Edición nº 116
Al final del negro túnel
-Sólo vi un túnel.
En el bar de Sibiu, en Transilvania, Sorin me mira a lo más profundo de los ojos. Continúa.
-Vi un túnel negro con un hombre al fondo, que me hacía señales.
Espero. Tenemos todo el tiempo del mundo y recuerdo que, cuando yo me encontraba en la misma situación, también vi un túnel, sólo que éste me llevaba a un hotel en Rio de Janeiro, el Hotel Gloria. Miré aquel hotel, esperé lo peor, y pensé: “no es justo: ¡sólo tengo 26 años!” Justo o no, en la madrugada del 27 de mayo de 1974, estaba a las puertas de la muerte, y no veía lo que sucedía a mi lado. Sólo el túnel y el hotel. Pero mi historia no viene al caso; sólo sirve para señalar que entiendo perfectamente lo que Sorin me está contando en este bar perdido en mitad de los Cárpatos.
-Vi tan sólo un túnel negro, con un hombre que me apuntaba con un arma, y que me ordenaba que bajase del coche.
El calvario de Sorin Miscoci comenzó el 28 de marzo de 2005, cerca de Bagdad. Una cadena de televisión rumana lo había enviado allí por una semana. Terminó secuestrado durante 55 días.
-Más tarde, cuando me liberaron, los agentes de seguridad americanos me preguntaron cuántas personas había allí. Y yo les dije: una. Ellos se rieron y dijeron que no podía ser. Fue el psicólogo quien me ayudó, explicándome que en situaciones como aquélla, nada de lo que hay alrededor tiene importancia. Uno sólo ve el foco de la crisis, lo que le amenaza, y simplemente olvida el resto.
Sorin acaba de casarse con Andrea, que le acaricia la mano. Hace tres días que viajamos juntos, y seguiremos una semana más cruzando los Cárpatos. Yo conocía su historia, pero esperé a que estuviese en su ciudad natal para preguntarle por los detalles. Cristina Topescu, una vieja amiga, periodista de la misma cadena de televisión para la que trabaja Sorin, también está sentada a la mesa. Cuenta que, a la hora de movilizar al país, pocos colegas se presentaron para ir a hablar con el presidente de la república, por miedo a perder su puesto de trabajo.
-Lo peor fue cuando vi a Sorin con el mono naranja y la cabeza rapada, en un vídeo entregado al canal árabe Al Yazira –dice Cristina–. Era una señal de que la ejecución no tardaría.
-Sólo pedí una cosa a Dios: morir de un tiro al corazón. Había visto vídeos de prisioneros siendo decapitados; pedí, imploré que me fusilaran –añade Sorin.

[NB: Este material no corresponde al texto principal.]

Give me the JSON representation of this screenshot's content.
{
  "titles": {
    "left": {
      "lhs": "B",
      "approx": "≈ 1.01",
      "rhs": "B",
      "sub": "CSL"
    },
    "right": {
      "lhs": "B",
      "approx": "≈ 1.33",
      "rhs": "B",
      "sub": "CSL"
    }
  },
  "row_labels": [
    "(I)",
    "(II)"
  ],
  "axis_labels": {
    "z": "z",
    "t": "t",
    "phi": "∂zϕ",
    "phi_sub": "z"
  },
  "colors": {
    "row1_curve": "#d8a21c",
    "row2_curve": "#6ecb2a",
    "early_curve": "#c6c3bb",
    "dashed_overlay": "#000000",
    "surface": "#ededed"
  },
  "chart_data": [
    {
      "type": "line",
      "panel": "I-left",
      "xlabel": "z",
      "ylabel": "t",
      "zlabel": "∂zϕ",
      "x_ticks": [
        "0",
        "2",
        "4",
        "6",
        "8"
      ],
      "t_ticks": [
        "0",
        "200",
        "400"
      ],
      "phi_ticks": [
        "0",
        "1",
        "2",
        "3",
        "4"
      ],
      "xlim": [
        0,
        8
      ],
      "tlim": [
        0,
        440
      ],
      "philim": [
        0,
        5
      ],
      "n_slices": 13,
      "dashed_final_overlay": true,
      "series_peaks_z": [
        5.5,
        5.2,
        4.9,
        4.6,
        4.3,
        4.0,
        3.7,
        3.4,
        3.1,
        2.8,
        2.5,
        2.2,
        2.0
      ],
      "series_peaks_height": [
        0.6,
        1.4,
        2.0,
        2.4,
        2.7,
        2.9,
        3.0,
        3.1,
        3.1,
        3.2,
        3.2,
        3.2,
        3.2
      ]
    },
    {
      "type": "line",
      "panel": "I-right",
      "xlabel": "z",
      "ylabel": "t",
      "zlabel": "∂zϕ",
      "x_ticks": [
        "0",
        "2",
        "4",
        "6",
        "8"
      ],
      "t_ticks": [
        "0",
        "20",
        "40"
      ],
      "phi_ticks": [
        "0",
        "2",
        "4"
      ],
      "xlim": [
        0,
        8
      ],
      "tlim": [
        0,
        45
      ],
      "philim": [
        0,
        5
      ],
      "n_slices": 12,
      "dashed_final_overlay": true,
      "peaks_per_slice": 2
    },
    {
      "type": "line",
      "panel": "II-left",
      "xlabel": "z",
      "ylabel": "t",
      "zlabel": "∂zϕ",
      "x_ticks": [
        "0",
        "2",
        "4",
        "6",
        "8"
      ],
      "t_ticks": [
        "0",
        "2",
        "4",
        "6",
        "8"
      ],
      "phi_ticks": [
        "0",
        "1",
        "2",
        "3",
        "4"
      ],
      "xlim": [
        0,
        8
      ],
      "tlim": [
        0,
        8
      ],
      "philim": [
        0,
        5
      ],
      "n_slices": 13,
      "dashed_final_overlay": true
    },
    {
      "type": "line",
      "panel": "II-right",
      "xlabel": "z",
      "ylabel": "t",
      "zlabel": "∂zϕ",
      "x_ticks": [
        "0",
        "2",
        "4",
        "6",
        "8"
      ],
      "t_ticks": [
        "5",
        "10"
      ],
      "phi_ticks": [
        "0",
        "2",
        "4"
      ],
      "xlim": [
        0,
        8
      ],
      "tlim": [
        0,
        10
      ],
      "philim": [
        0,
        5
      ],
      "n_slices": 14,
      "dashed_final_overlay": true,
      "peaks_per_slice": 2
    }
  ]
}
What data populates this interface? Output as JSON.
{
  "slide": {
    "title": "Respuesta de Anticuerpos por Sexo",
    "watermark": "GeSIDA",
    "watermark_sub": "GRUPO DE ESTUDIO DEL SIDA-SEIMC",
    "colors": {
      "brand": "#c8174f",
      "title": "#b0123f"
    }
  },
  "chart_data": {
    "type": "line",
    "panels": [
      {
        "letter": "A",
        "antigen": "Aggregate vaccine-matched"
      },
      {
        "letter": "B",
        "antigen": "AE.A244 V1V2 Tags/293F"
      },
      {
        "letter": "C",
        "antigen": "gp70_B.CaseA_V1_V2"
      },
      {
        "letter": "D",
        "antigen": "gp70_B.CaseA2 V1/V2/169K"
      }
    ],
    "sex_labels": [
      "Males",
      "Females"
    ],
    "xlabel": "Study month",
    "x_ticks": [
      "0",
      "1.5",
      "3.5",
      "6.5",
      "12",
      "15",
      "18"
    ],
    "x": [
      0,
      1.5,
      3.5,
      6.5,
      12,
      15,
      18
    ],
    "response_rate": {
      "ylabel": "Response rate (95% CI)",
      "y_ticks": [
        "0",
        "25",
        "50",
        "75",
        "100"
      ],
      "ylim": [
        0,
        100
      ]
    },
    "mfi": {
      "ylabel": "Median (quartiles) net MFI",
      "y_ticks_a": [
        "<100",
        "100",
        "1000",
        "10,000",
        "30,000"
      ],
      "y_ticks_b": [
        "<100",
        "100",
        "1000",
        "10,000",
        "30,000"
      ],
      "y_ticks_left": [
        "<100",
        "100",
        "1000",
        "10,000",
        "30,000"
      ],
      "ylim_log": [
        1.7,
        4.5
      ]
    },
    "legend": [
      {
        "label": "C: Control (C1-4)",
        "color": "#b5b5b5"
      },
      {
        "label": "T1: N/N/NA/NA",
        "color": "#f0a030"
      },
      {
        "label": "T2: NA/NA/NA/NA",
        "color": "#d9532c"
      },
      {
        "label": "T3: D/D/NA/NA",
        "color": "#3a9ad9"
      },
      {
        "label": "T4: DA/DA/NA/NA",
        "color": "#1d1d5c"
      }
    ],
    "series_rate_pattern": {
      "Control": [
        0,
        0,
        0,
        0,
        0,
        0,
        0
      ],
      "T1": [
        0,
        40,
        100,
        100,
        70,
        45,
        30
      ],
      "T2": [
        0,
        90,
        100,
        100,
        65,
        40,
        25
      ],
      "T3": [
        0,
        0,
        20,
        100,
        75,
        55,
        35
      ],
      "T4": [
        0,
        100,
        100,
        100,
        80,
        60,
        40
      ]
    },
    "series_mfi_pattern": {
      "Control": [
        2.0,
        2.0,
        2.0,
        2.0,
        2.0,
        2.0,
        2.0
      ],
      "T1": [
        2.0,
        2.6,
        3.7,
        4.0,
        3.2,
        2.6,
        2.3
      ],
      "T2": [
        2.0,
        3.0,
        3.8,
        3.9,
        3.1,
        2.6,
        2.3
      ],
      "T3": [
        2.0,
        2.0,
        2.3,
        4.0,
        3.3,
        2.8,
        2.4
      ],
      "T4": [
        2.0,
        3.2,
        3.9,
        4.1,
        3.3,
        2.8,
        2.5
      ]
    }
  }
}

Andrea le da un beso. Él sonríe, me pregunta si quiero continuar en ese restaurante, o si prefiero ir al único karaoke de Sibiu. Prefiero cortar ahí la conversación, mejor cantar juntos. Nuestro grupo se levanta, intento pagar la cuenta, pero nos invita la casa, en homenaje al héroe local, aquél que, a pesar de todo, sobrevivió.
Camino de la discoteca, pienso en el túnel negro: sin ánimo de teñir de romanticismo una situación dramática, entiendo que eso le pasa a todo el mundo. Cuando nos encontramos frente a algo que nos amenaza de veras, es imposible mirar alrededor, aunque ése sea el comportamiento más correcto y seguro. No somos capaces de ver con claridad, de usar la lógica, de conseguir información que pueda sernos de ayuda a nosotros y a los que intentan sacarnos de esa situación. En el amor y en la guerra somos humanos, gracias a Dios.

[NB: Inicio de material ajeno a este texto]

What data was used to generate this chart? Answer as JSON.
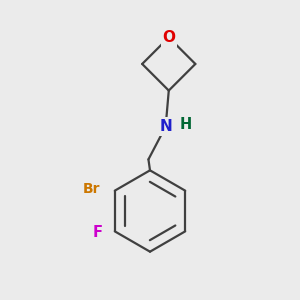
{
  "background_color": "#ebebeb",
  "atom_colors": {
    "O": "#e00000",
    "N": "#2020cc",
    "H": "#006633",
    "Br": "#cc7700",
    "F": "#cc00cc",
    "C": "#404040"
  },
  "bond_color": "#404040",
  "bond_width": 1.6,
  "font_size": 10.5
}
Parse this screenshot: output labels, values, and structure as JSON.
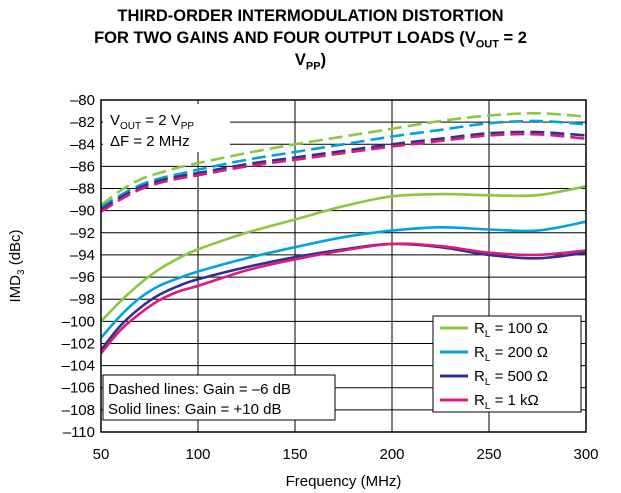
{
  "chart_data": {
    "type": "line",
    "title_line1": "THIRD-ORDER INTERMODULATION DISTORTION",
    "title_line2_pre": "FOR TWO GAINS AND FOUR OUTPUT LOADS (V",
    "title_line2_sub": "OUT",
    "title_line2_post": " = 2",
    "title_line3_main": "V",
    "title_line3_sub": "PP",
    "title_line3_post": ")",
    "xlabel": "Frequency (MHz)",
    "ylabel_main": "IMD",
    "ylabel_sub": "3",
    "ylabel_post": " (dBc)",
    "xlim": [
      50,
      300
    ],
    "ylim": [
      -110,
      -80
    ],
    "x_ticks": [
      50,
      100,
      150,
      200,
      250,
      300
    ],
    "y_ticks": [
      -80,
      -82,
      -84,
      -86,
      -88,
      -90,
      -92,
      -94,
      -96,
      -98,
      -100,
      -102,
      -104,
      -106,
      -108,
      -110
    ],
    "y_tick_labels": [
      "–80",
      "–82",
      "–84",
      "–86",
      "–88",
      "–90",
      "–92",
      "–94",
      "–96",
      "–98",
      "–100",
      "–102",
      "–104",
      "–106",
      "–108",
      "–110"
    ],
    "grid": true,
    "annotation_top": {
      "line1_main": "V",
      "line1_sub": "OUT",
      "line1_post": " = 2 V",
      "line1_sub2": "PP",
      "line2": "ΔF = 2 MHz"
    },
    "annotation_bottom": {
      "line1": "Dashed lines: Gain = –6 dB",
      "line2": "Solid lines: Gain = +10 dB"
    },
    "legend_placement": "bottom-right",
    "legend": [
      {
        "main": "R",
        "sub": "L",
        "post": " = 100 Ω",
        "color": "#8dc63f"
      },
      {
        "main": "R",
        "sub": "L",
        "post": " = 200 Ω",
        "color": "#00a3e0"
      },
      {
        "main": "R",
        "sub": "L",
        "post": " = 500 Ω",
        "color": "#2e3192"
      },
      {
        "main": "R",
        "sub": "L",
        "post": " = 1 kΩ",
        "color": "#e0197d"
      }
    ],
    "series": [
      {
        "style": "solid",
        "color": "#8dc63f",
        "x": [
          50,
          60,
          70,
          80,
          90,
          100,
          125,
          150,
          175,
          200,
          225,
          250,
          275,
          300
        ],
        "y": [
          -100,
          -98.2,
          -96.6,
          -95.3,
          -94.3,
          -93.5,
          -92,
          -90.8,
          -89.6,
          -88.7,
          -88.5,
          -88.6,
          -88.6,
          -87.8
        ]
      },
      {
        "style": "solid",
        "color": "#00a3e0",
        "x": [
          50,
          60,
          70,
          80,
          90,
          100,
          125,
          150,
          175,
          200,
          225,
          250,
          275,
          300
        ],
        "y": [
          -101.5,
          -99.5,
          -97.9,
          -96.8,
          -96.1,
          -95.5,
          -94.3,
          -93.3,
          -92.4,
          -91.8,
          -91.5,
          -91.7,
          -91.8,
          -91
        ]
      },
      {
        "style": "solid",
        "color": "#2e3192",
        "x": [
          50,
          60,
          70,
          80,
          90,
          100,
          125,
          150,
          175,
          200,
          225,
          250,
          275,
          300
        ],
        "y": [
          -102.6,
          -100.4,
          -98.8,
          -97.6,
          -96.8,
          -96.2,
          -95.1,
          -94.2,
          -93.5,
          -93,
          -93.3,
          -94,
          -94.3,
          -93.8
        ]
      },
      {
        "style": "solid",
        "color": "#e0197d",
        "x": [
          50,
          60,
          70,
          80,
          90,
          100,
          125,
          150,
          175,
          200,
          225,
          250,
          275,
          300
        ],
        "y": [
          -102.9,
          -100.8,
          -99.3,
          -98.1,
          -97.3,
          -96.8,
          -95.4,
          -94.4,
          -93.6,
          -93,
          -93.2,
          -93.8,
          -94,
          -93.6
        ]
      },
      {
        "style": "dashed",
        "color": "#8dc63f",
        "x": [
          50,
          60,
          70,
          80,
          90,
          100,
          125,
          150,
          175,
          200,
          225,
          250,
          275,
          300
        ],
        "y": [
          -89.5,
          -88.2,
          -87.2,
          -86.6,
          -86.1,
          -85.7,
          -84.8,
          -84,
          -83.3,
          -82.6,
          -81.9,
          -81.4,
          -81.2,
          -81.5
        ]
      },
      {
        "style": "dashed",
        "color": "#00a3e0",
        "x": [
          50,
          60,
          70,
          80,
          90,
          100,
          125,
          150,
          175,
          200,
          225,
          250,
          275,
          300
        ],
        "y": [
          -89.7,
          -88.6,
          -87.7,
          -87.1,
          -86.7,
          -86.3,
          -85.4,
          -84.7,
          -84,
          -83.3,
          -82.7,
          -82.1,
          -81.9,
          -82.2
        ]
      },
      {
        "style": "dashed",
        "color": "#2e3192",
        "x": [
          50,
          60,
          70,
          80,
          90,
          100,
          125,
          150,
          175,
          200,
          225,
          250,
          275,
          300
        ],
        "y": [
          -89.9,
          -88.8,
          -87.9,
          -87.3,
          -86.9,
          -86.6,
          -85.8,
          -85.2,
          -84.6,
          -84,
          -83.5,
          -83,
          -82.9,
          -83.2
        ]
      },
      {
        "style": "dashed",
        "color": "#e0197d",
        "x": [
          50,
          60,
          70,
          80,
          90,
          100,
          125,
          150,
          175,
          200,
          225,
          250,
          275,
          300
        ],
        "y": [
          -90.1,
          -89,
          -88.1,
          -87.5,
          -87.1,
          -86.8,
          -86,
          -85.4,
          -84.8,
          -84.2,
          -83.7,
          -83.2,
          -83.1,
          -83.5
        ]
      }
    ]
  }
}
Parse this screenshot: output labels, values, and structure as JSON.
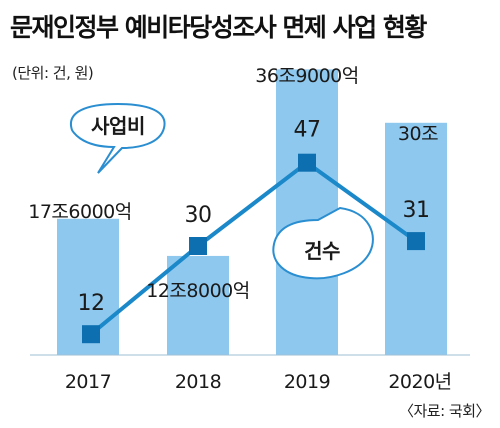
{
  "title": "문재인정부 예비타당성조사 면제 사업 현황",
  "unit": "(단위: 건, 원)",
  "source": "〈자료: 국회〉",
  "chart_data": {
    "type": "bar",
    "categories": [
      "2017",
      "2018",
      "2019",
      "2020년"
    ],
    "series": [
      {
        "name": "사업비",
        "type": "bar",
        "values": [
          17.6,
          12.8,
          36.9,
          30
        ],
        "labels": [
          "17조6000억",
          "12조8000억",
          "36조9000억",
          "30조"
        ]
      },
      {
        "name": "건수",
        "type": "line",
        "values": [
          12,
          30,
          47,
          31
        ]
      }
    ],
    "colors": {
      "bar": "#8ec8ee",
      "line": "#1a88c9",
      "marker": "#0d6fb0",
      "callout_border": "#2a8ed1"
    }
  }
}
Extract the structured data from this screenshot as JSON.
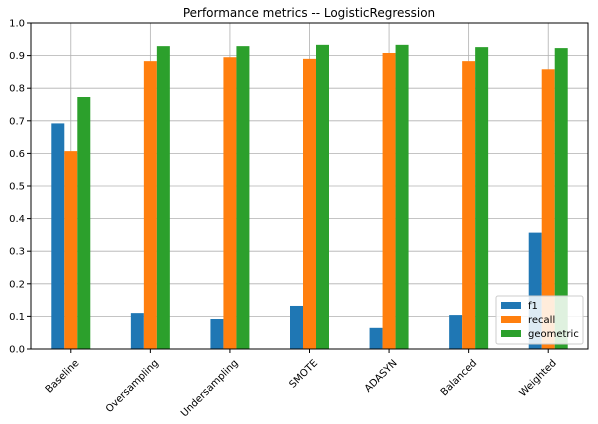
{
  "chart_data": {
    "type": "bar",
    "title": "Performance metrics -- LogisticRegression",
    "xlabel": "",
    "ylabel": "",
    "categories": [
      "Baseline",
      "Oversampling",
      "Undersampling",
      "SMOTE",
      "ADASYN",
      "Balanced",
      "Weighted"
    ],
    "series": [
      {
        "name": "f1",
        "color": "#1f77b4",
        "values": [
          0.692,
          0.11,
          0.092,
          0.132,
          0.065,
          0.104,
          0.357
        ]
      },
      {
        "name": "recall",
        "color": "#ff7f0e",
        "values": [
          0.607,
          0.883,
          0.895,
          0.89,
          0.908,
          0.883,
          0.858
        ]
      },
      {
        "name": "geometric",
        "color": "#2ca02c",
        "values": [
          0.773,
          0.929,
          0.929,
          0.933,
          0.933,
          0.926,
          0.923
        ]
      }
    ],
    "ylim": [
      0,
      1.0
    ],
    "yticks": [
      "0.0",
      "0.1",
      "0.2",
      "0.3",
      "0.4",
      "0.5",
      "0.6",
      "0.7",
      "0.8",
      "0.9",
      "1.0"
    ],
    "xtick_rotation_deg": 45,
    "grid": true,
    "legend_position": "lower-right"
  }
}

Llegamos al karaoke, bebemos un poco más, cantamos canciones de Elvis, de Madonna, de Ray Charles. Nuestro grupo es interesante: Lacrima, que fue abandonada cuando tenía sólo dos meses. Leonardo, que ha salido de una depresión que duró dos años. Cristina Topescu, que ha pasado recientemente por momentos difíciles. Sorin, con sus 55 días de cautiverio, y Andrea, que estuvo a punto de perder a la persona que ama. Yo, con mis cicatrices en el cuerpo y en el alma.
Y aun así bebemos, cantamos, celebramos la vida. Tener amigos como éstos me da algo más que esperanza; me hace entender que los verdaderos supervivientes jamás serán víctimas de sus verdugos, porque son capaces de mantener lo más importante que tiene el ser humano: la alegría.
Y donde hay alegría después de la tragedia, habrá siempre un ejemplo a seguir.